My fishing life

2 min read

Ninety-nine-year-old Tom Saville shares a few of his favourite memories

1. FIRST CAST

In the early 1950s, I read every possible book on trout fishing and quickly realised fly-fishing was the method to use. The Fishing Gazette carried an advert by Foster Brothers of Ashbourne, famous rodmakers in Derbyshire, so off I went to buy my first outfit.

There, in the almost holy quietness of Foster’s upstairs showroom, with the feeling that the ghost of Charles Cotton was looking down at me, the manager, Arnold Moseley, took me through the ceremony of choosing a fly-rod. Sensibly, I asked Mr Moseley, an expert fly-fisher, to choose one for me, as well as a Young’s Beaudex reel and a Kingfisher DT silk line. “Just a few minutes to splice the line and load the reel, sir,” he said. What service! The line was loaded for right-hand winding, and to this day I wind my fly-reels that way.

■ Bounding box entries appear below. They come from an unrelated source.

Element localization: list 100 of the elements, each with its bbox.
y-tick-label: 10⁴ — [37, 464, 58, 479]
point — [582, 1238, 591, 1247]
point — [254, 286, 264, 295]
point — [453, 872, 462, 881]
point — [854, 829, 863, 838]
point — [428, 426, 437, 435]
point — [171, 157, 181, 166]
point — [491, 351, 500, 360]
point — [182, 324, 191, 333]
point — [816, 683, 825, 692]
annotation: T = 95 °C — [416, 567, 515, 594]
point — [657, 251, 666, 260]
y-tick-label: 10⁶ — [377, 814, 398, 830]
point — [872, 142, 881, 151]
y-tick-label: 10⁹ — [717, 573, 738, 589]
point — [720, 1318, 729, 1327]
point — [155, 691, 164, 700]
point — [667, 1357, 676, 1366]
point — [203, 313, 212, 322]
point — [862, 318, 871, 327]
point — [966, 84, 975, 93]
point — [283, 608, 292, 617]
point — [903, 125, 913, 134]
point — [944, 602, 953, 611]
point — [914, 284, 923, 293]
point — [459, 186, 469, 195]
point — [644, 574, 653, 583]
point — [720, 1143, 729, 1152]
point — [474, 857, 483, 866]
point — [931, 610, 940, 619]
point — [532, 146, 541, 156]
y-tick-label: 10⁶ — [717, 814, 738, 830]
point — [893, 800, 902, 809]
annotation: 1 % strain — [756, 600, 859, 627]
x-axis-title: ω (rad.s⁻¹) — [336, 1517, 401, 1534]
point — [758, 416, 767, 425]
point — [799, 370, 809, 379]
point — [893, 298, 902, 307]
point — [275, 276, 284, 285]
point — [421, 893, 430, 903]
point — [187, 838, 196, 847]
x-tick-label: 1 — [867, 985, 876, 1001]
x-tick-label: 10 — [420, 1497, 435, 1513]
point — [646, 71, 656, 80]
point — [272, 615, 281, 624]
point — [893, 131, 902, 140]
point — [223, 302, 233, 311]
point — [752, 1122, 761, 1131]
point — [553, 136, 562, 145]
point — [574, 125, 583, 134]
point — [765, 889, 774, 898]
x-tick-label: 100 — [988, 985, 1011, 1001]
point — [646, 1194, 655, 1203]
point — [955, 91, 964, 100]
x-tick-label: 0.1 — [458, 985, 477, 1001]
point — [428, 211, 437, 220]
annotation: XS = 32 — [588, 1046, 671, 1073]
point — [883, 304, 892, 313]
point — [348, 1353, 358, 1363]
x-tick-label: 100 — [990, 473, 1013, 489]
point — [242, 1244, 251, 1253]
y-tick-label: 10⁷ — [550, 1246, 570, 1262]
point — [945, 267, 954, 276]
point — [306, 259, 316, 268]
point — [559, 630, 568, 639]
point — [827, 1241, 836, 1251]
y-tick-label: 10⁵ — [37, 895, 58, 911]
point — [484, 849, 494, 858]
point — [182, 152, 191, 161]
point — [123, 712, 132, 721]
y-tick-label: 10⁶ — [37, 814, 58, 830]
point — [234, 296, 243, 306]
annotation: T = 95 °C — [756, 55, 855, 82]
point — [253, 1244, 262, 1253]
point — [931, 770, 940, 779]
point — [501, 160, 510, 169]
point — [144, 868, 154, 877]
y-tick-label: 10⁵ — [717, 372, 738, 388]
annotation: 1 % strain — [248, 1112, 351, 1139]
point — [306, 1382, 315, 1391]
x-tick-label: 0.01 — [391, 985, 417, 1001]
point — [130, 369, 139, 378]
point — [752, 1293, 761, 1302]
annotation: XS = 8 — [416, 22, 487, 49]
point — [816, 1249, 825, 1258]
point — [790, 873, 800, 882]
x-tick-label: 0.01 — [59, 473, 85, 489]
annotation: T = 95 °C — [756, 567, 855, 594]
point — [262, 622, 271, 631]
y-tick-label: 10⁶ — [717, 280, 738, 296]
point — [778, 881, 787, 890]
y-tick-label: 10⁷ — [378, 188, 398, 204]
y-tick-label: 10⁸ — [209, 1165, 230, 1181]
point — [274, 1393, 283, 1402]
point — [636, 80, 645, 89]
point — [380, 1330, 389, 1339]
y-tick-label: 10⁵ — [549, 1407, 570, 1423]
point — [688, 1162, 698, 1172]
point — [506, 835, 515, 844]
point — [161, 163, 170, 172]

I caught my first trout on fly on the Bentley Brook, a tributary of the River Dove (the exact spot is pictured).

2. FAVOURITE TROUT FLY

The Orange Gold-ribbed Hare’s Ear is my favourite point fly for trout, rarely off my leader at Rutland and Chew. I fished it in the 1970s and caught a rare tiger trout in Loyalsock Creek in Pennsylvania. I also used it to catch rainbow trout from a stream flowing off Mount Kenya in Africa. It has a lead wire underbody and dubbing blend of 80 per cent hare body fur and 20 per cent hot-orange Antron.

3. THE CR ATHIE

I decided to create a salmon fly that imitated a small fish and put it to the test one May week on the Crathie beat of the Aberdeenshire Dee with gillie Sandy Macdonald. I caught five fish. By midweek, when I took one on my first cast in McLaren’s pool, Sandy could only remark, “It had to be, sir. It had to be.” And so, when it came to making entries in the logbook, Sandy and I agreed to call the new fly “The Crathie”. It was also successful for me on the Junction pool of the Tweed, and has become one of the most popular flies on the Dee. The correct recipe, should you wish to tie it, is a low water double hook, silver tinsel body and fine silver wire rib. Add a black hairwing, pale blue hair or hackle-point beard, and a black head.